Boyer David S, Gonzalez Victor H, Kunimoto Derek Y, Maturi Raj K, Roe Richard H, Singer Michael A, Xavier Samantha, Kornfield Julie A, Kuppermann Baruch D, Quiroz-Mercado Hugo, Aubel Janine, Karageozian Hampar L, Park John Y, Karageozian Vicken H, Karageozian Lisa, Sarayba Melvin A, Kaiser Peter K
Ophthalmic Surg Lasers Imaging Retina. 2021 Jun;52(6):327-335. doi: 10.3928/23258160-20210528-05. Epub 2021 Jun 1.
To evaluate the safety and efficacy of 1.0 mg risuteganib in subjects with nonexudative age-related macular degeneration (AMD).
This was a phase 2a, prospective, double-masked, sham-controlled study. Eyes with nonexudative (dry) AMD and Early Treatment Diabetic Retinopathy Study (ETDRS) best-corrected visual acuity (BCVA) between 20/40 and 20/200 were included. Subjects were randomized to intravitreal 1.0 mg risuteganib or sham injection. At Week 16, subjects in the risuteganib group received a second 1.0-mg dose and the sham group crossed over to receive a dose of 1.0 mg risuteganib and were evaluated at Week 28. The primary endpoint was proportion of subjects with 8 letters ETDRS or more BCVA gain from baseline to Week 28 in the risuteganib group versus baseline to Week 12 for the sham group. BCVA was tested and subjects were observed for adverse events (AEs) every 4 weeks until completion of the study at 32 weeks.

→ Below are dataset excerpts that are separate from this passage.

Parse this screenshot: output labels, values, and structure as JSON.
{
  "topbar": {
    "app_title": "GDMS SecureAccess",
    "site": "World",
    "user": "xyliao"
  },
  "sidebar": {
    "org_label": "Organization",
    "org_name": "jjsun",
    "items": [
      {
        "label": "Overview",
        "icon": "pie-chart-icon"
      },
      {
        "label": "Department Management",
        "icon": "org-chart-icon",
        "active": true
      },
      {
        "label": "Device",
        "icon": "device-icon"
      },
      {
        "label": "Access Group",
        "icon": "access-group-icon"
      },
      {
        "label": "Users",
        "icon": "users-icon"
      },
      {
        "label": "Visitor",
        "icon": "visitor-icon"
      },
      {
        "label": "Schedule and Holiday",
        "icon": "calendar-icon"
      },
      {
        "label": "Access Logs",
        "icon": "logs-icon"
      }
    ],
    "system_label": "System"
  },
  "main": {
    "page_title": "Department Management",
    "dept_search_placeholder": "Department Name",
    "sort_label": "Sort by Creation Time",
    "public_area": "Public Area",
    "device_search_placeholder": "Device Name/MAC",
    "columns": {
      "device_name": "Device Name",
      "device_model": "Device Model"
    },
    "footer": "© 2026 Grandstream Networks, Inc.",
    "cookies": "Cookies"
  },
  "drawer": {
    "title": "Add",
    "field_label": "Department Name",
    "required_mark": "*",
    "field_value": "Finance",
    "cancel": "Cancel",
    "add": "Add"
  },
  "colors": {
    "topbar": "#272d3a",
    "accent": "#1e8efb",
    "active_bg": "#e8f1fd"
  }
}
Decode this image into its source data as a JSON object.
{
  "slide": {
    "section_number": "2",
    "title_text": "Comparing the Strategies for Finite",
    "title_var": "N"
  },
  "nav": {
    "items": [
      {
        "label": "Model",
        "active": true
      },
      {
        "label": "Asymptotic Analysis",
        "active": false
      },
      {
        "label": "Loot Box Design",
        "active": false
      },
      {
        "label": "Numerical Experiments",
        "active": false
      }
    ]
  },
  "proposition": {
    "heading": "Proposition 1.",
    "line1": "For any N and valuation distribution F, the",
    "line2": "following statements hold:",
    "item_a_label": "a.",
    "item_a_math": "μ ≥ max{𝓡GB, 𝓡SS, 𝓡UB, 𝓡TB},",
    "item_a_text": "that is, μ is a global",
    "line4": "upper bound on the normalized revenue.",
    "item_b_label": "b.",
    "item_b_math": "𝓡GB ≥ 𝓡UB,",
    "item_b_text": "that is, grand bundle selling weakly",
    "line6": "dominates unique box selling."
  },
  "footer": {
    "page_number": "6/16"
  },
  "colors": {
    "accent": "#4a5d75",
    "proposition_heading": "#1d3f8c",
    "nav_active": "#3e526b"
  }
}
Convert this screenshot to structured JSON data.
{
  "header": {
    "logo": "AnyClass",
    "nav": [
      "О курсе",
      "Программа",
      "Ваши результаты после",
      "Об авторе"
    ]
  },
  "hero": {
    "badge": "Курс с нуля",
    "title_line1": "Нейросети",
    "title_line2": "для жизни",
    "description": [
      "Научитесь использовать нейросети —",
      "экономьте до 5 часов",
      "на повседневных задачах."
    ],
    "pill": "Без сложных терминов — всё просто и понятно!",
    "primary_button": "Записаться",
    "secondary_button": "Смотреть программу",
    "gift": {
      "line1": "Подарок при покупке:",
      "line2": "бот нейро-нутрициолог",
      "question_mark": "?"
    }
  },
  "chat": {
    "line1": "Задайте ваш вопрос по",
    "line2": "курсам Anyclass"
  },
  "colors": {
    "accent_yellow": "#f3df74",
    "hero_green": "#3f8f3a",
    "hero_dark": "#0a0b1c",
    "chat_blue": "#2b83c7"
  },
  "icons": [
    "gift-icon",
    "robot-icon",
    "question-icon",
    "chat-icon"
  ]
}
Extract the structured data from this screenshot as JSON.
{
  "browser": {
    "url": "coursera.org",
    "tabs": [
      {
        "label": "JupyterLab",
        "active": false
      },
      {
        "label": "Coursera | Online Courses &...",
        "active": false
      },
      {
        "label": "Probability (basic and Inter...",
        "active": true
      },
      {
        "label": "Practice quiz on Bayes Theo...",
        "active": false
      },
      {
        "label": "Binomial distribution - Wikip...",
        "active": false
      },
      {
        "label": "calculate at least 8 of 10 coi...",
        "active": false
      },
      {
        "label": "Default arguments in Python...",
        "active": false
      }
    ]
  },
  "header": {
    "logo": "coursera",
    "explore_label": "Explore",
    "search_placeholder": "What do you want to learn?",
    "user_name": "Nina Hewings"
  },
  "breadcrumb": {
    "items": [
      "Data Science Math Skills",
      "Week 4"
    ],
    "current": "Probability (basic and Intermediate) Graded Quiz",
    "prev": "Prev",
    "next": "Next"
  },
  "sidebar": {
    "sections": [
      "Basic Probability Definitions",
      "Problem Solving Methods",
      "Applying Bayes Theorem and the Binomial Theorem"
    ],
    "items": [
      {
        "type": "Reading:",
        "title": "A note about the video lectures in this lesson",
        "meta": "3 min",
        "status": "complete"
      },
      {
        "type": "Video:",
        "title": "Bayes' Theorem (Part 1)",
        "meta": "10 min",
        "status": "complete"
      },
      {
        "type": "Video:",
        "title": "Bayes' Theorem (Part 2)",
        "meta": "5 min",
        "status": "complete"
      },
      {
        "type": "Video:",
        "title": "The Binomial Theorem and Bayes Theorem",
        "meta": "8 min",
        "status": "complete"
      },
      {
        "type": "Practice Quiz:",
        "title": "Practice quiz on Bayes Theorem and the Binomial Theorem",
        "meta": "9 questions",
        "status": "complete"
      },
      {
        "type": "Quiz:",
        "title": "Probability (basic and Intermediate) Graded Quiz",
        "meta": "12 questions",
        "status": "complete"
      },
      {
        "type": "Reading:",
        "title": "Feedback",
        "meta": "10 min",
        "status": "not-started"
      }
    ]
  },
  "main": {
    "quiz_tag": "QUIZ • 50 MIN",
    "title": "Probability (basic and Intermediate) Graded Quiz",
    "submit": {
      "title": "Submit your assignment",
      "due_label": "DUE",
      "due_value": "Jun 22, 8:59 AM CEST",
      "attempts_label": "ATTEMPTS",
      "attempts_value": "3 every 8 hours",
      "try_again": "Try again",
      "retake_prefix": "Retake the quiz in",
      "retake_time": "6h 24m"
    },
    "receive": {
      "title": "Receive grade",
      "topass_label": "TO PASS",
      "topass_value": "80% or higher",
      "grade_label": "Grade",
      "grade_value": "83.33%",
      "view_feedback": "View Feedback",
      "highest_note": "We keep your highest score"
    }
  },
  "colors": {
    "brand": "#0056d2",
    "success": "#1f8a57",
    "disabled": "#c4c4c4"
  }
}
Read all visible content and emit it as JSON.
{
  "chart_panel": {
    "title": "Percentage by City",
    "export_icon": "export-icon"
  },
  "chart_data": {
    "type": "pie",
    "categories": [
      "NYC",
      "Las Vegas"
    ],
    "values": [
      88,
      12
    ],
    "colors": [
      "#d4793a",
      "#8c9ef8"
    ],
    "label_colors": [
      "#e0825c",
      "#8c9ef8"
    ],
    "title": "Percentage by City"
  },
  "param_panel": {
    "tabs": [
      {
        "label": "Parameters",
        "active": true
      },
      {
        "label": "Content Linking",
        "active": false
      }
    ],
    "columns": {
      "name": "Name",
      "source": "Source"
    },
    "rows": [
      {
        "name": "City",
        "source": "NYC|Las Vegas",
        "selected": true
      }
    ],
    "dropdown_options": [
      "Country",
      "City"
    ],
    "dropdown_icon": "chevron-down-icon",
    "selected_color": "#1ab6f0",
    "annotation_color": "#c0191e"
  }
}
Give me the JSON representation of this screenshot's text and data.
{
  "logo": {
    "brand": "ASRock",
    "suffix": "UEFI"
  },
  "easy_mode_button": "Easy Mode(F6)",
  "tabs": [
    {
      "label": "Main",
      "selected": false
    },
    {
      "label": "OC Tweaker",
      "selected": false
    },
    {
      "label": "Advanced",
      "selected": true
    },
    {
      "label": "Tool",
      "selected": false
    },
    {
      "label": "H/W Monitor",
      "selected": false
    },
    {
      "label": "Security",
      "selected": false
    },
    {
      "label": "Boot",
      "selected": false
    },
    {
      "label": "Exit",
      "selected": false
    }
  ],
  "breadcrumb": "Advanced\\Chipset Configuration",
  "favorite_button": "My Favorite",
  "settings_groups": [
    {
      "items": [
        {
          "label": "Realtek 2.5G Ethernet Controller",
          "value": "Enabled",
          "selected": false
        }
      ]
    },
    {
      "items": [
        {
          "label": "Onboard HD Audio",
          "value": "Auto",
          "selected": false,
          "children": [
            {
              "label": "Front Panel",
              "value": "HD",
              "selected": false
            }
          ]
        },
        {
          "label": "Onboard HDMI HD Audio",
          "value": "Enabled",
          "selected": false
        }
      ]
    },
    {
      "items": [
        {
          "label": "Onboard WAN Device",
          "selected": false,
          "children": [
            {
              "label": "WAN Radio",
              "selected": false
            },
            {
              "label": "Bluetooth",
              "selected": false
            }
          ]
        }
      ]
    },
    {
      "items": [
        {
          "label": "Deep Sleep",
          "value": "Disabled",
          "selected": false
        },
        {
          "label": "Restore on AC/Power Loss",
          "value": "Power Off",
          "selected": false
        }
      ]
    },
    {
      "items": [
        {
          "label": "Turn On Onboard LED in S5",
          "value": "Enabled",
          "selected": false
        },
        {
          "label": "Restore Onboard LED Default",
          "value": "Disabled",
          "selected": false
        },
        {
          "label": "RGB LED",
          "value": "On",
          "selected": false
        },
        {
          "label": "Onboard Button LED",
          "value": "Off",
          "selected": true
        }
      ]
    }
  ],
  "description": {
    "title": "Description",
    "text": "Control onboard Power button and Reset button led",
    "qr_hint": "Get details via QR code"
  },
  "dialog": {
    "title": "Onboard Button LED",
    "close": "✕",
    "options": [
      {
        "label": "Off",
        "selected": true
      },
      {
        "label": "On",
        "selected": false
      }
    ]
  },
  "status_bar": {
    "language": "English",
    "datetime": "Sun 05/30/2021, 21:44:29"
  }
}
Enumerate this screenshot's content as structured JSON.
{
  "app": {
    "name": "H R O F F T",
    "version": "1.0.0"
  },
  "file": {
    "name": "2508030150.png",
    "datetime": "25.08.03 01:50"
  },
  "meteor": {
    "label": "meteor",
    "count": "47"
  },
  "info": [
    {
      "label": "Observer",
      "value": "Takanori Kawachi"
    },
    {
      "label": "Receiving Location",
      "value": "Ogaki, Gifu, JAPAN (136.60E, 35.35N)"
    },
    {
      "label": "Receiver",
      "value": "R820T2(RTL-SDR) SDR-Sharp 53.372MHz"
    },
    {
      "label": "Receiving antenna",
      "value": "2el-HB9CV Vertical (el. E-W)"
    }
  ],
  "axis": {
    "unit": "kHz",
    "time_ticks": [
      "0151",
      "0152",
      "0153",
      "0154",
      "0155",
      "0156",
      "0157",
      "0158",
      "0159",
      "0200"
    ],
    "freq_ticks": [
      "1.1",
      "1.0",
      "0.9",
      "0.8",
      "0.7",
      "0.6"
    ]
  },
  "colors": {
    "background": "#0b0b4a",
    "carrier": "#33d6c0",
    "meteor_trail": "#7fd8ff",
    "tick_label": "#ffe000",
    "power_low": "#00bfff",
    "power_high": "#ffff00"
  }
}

Forty-five subjects (risuteganib, n = 29; sham, n = 16) were enrolled in the study, of whom 39 (risuteganib, n = 25; sham, n = 14) completed the study and were included in the per protocol efficacy analysis. At baseline, mean age was 78.8 and 75.9 years and mean BCVA was 67.1 and 64.4 letters in the sham and risuteganib groups, respectively. The primary endpoint was met by 48% of the risuteganib group at Week 28 and 7% of the sham group at Week 12 ( = .013). Of the risuteganib subjects, 20% gained 15 letters or more at Week 28, whereas no patients in the sham group at Week 12 achieved this visual acuity gain. The only ocular treatment-related treatment-emergent AE was vitreous floaters, which spontaneously recovered without sequelae. No drug-related serious AE was reported.
Risuteganib demonstrated significant BCVA improvement in patients with non-exudative AMD. No drug-related AEs were seen during a 32-week observation period. .
评估1.0毫克瑞舒替尼对非渗出性年龄相关性黄斑变性(AMD)患者的安全性和有效性。
这是一项2a期前瞻性双盲、假手术对照研究。纳入患有非渗出性(干性)AMD且早期糖尿病性视网膜病变研究(ETDRS)最佳矫正视力(BCVA)在20/40至20/200之间的患者。受试者被随机分为玻璃体内注射1.0毫克瑞舒替尼组或假注射组。在第16周时,瑞舒替尼组的受试者接受第二次1.0毫克剂量注射,假手术组交叉接受1.0毫克瑞舒替尼注射,并在第28周进行评估。主要终点是瑞舒替尼组从基线到第28周BCVA提高8个或更多ETDRS字母的受试者比例,与假手术组从基线到第12周的情况进行对比。每4周测试一次BCVA,并观察受试者的不良事件(AE),直至在32周完成研究。
45名受试者(瑞舒替尼组n = 29;假手术组n = 16)纳入研究,其中39名(瑞舒替尼组n = 25;假手术组n = 14)完成研究并纳入符合方案的疗效分析。基线时,假手术组和瑞舒替尼组的平均年龄分别为78.8岁和75.9岁,平均BCVA分别为67.1和64.4个字母。瑞舒替尼组在第28周时48%的受试者达到主要终点,假手术组在第12周时为7%(P = 0.013)。在瑞舒替尼组受试者中,20%在第28周时视力提高了15个或更多字母,而假手术组在第12周时没有患者达到这一视力提高水平。唯一与眼部治疗相关的治疗中出现的AE是玻璃体漂浮物,可自发恢复且无后遗症。未报告与药物相关的严重AE。
瑞舒替尼在非渗出性AMD患者中显示出显著的BCVA改善。在32周的观察期内未观察到与药物相关的AE。